The guidance, issued in May by the Treasury Department, the State Department and the Coast Guard, outlined common sanctions evasion practices that companies and banks should be monitoring, including the disabling of a ship’s automatic identification system (AIS), falsified cargo documents and flag hopping (see 2005140039). The U.S. agencies stressed that the document isn’t exhaustive and urged companies to keep their compliance programs up to date, advice Milton said companies should follow. She said compliance officials should be continually checking their programs for weaknesses and ensuring their screening software and other tools are running well. “Sanctions authorities want to see good strong compliance programs,” she said. “And a part of any good, strong” program is “testing the effectiveness of what you've created.”

Although companies can use either automated or manual controls to conduct due diligence, Andrew Fierman, head of sanctions at Barclays, recommends using both. “When it comes to implementing controls in this context, it can't really ever be fully manual or automated,” he said during the webinar. “It really requires this balanced multimodal approach.” Fierman said companies should first build a “complex knowledge of basic shipping tactics” before relying solely on automated software, including through compliance training.
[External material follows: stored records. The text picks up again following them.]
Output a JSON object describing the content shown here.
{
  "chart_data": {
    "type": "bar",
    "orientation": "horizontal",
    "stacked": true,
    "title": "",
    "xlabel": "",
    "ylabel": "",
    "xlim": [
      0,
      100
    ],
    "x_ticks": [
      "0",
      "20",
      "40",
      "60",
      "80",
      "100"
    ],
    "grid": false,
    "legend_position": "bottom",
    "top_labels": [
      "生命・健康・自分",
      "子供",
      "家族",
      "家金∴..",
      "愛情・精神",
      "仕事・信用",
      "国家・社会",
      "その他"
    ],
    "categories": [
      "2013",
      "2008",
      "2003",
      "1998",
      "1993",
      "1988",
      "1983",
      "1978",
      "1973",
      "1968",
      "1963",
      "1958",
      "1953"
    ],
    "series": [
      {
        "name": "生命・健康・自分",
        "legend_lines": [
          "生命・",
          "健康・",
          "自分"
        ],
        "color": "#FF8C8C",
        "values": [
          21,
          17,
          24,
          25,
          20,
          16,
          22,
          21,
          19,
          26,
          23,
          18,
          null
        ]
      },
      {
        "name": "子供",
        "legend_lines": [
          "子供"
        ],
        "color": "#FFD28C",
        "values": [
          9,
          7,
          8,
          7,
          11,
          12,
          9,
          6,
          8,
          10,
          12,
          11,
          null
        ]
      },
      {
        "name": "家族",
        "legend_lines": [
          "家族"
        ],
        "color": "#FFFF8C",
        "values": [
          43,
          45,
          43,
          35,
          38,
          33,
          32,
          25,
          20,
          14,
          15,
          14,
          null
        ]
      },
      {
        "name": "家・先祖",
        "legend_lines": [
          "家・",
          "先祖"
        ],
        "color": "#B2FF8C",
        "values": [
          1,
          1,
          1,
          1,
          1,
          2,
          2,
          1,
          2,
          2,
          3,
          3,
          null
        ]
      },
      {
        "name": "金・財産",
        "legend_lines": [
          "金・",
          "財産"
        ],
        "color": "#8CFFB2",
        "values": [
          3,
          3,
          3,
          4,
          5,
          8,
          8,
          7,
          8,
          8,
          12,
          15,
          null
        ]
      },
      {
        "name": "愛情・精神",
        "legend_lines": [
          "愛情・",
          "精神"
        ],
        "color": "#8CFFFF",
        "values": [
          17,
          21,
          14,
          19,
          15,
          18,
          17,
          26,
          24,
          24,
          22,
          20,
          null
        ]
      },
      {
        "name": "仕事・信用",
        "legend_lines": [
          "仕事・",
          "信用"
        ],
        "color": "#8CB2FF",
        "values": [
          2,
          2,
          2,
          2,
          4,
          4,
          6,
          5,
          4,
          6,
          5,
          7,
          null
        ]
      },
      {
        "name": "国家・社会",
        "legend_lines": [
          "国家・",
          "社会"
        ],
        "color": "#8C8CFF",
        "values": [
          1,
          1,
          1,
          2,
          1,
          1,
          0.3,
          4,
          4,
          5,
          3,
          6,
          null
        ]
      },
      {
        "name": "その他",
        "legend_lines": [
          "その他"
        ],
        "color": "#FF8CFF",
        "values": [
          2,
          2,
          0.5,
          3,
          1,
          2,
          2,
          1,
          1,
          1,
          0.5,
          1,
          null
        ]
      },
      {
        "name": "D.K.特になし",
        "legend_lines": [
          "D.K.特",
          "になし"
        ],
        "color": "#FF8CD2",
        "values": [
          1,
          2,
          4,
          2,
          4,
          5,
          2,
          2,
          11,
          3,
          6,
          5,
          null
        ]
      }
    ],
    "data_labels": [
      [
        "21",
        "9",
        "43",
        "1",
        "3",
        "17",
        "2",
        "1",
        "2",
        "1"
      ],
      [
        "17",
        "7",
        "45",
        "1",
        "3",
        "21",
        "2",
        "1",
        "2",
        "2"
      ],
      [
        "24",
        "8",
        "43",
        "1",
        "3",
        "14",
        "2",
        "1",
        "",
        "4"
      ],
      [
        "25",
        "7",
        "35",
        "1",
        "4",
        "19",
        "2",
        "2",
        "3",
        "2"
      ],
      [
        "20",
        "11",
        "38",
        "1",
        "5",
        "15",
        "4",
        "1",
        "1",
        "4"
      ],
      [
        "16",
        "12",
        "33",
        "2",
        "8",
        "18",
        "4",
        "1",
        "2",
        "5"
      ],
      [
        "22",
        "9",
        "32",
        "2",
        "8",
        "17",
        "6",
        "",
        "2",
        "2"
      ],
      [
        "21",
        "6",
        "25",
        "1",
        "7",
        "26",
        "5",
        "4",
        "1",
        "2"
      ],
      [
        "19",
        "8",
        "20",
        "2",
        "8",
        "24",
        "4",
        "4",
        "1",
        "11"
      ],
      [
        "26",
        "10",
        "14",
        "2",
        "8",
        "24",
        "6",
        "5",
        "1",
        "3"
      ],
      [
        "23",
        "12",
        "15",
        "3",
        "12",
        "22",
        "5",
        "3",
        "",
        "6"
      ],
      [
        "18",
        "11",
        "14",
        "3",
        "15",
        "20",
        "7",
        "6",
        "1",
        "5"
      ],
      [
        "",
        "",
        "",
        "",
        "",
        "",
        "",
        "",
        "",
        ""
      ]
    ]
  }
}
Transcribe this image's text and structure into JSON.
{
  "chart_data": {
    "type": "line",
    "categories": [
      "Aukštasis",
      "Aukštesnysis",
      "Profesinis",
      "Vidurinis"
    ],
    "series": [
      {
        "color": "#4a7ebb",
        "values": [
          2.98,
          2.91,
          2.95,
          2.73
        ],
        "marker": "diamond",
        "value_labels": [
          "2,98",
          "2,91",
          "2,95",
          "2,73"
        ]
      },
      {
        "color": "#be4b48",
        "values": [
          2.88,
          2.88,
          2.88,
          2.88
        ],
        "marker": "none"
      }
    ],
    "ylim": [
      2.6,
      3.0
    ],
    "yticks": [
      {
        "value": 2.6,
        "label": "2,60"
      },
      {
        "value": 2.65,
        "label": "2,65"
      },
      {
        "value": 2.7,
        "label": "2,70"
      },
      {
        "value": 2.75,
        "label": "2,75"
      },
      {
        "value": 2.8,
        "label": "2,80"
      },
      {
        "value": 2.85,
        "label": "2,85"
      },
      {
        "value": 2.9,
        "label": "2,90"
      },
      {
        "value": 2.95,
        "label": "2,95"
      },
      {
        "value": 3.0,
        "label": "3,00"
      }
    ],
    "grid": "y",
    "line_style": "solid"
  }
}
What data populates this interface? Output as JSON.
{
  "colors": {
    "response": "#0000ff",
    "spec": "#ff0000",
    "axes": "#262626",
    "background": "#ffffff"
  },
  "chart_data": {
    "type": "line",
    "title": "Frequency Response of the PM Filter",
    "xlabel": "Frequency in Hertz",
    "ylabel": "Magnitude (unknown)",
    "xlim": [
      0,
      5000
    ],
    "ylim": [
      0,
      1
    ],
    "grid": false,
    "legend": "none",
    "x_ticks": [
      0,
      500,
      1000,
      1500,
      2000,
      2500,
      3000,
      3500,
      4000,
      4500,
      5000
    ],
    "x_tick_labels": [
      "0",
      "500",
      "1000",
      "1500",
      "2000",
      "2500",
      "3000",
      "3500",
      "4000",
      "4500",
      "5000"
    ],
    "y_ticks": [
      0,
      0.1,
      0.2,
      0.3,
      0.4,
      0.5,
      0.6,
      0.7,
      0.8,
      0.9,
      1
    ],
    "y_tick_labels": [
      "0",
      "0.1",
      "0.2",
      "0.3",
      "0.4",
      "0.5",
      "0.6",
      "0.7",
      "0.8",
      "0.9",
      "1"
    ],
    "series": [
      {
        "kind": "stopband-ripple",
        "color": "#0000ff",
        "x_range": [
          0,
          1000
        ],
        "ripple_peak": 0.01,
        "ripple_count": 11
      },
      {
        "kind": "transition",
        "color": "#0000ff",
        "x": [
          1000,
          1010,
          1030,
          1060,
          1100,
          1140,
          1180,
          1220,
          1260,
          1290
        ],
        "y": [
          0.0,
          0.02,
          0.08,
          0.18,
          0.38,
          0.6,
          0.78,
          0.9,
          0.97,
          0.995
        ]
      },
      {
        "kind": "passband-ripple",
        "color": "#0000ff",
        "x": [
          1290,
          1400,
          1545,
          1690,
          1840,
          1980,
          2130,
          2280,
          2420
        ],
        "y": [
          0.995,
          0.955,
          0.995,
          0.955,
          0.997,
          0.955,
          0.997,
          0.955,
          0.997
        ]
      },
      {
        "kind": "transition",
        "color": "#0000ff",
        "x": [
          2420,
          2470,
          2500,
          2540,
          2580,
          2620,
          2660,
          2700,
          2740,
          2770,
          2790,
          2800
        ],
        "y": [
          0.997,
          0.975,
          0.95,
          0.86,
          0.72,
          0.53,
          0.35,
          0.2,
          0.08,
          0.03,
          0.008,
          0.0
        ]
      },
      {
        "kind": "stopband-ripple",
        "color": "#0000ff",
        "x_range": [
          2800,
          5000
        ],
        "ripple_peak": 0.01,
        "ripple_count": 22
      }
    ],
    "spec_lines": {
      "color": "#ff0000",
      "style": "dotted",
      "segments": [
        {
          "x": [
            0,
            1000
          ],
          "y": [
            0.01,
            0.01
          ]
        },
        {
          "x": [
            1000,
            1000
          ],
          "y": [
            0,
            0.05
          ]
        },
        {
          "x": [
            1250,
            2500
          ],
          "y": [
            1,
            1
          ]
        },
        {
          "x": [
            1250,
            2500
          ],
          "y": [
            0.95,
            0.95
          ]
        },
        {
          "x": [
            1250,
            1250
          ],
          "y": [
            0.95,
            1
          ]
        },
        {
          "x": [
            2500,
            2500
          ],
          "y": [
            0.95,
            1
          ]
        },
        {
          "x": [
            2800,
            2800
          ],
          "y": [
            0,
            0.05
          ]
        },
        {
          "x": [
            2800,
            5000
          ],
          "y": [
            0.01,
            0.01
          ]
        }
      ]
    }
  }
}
“If people don’t know what they're looking for when you say the words AIS manipulation, the automation doesn't actually benefit anybody,” he said. “So once this framework is in place, and the stakeholders involved understand the risk, then you can begin implementing automation to make the process easier.” He said an automated system can “turn an investigation that would regularly require anywhere between 15, 20 minutes per vessel into just a few seconds.”

Yael Regev, a sales director for maritime risk management company Windward, said companies are increasingly turning to artificial intelligence-powered tools to monitor sanctions risks. “We're talking about 100,000 commercial ships that ship 400 million containers a year,” she said. “It's really challenging to get all of these data sources into one place.” She said AI can help compliance officers quickly monitor whether potential customers have manipulated their AIS signals or recently traveled to sanctioned regions. “In the end,” she said, “I think that only AI can help you find the true needle in the haystack in terms of risk.”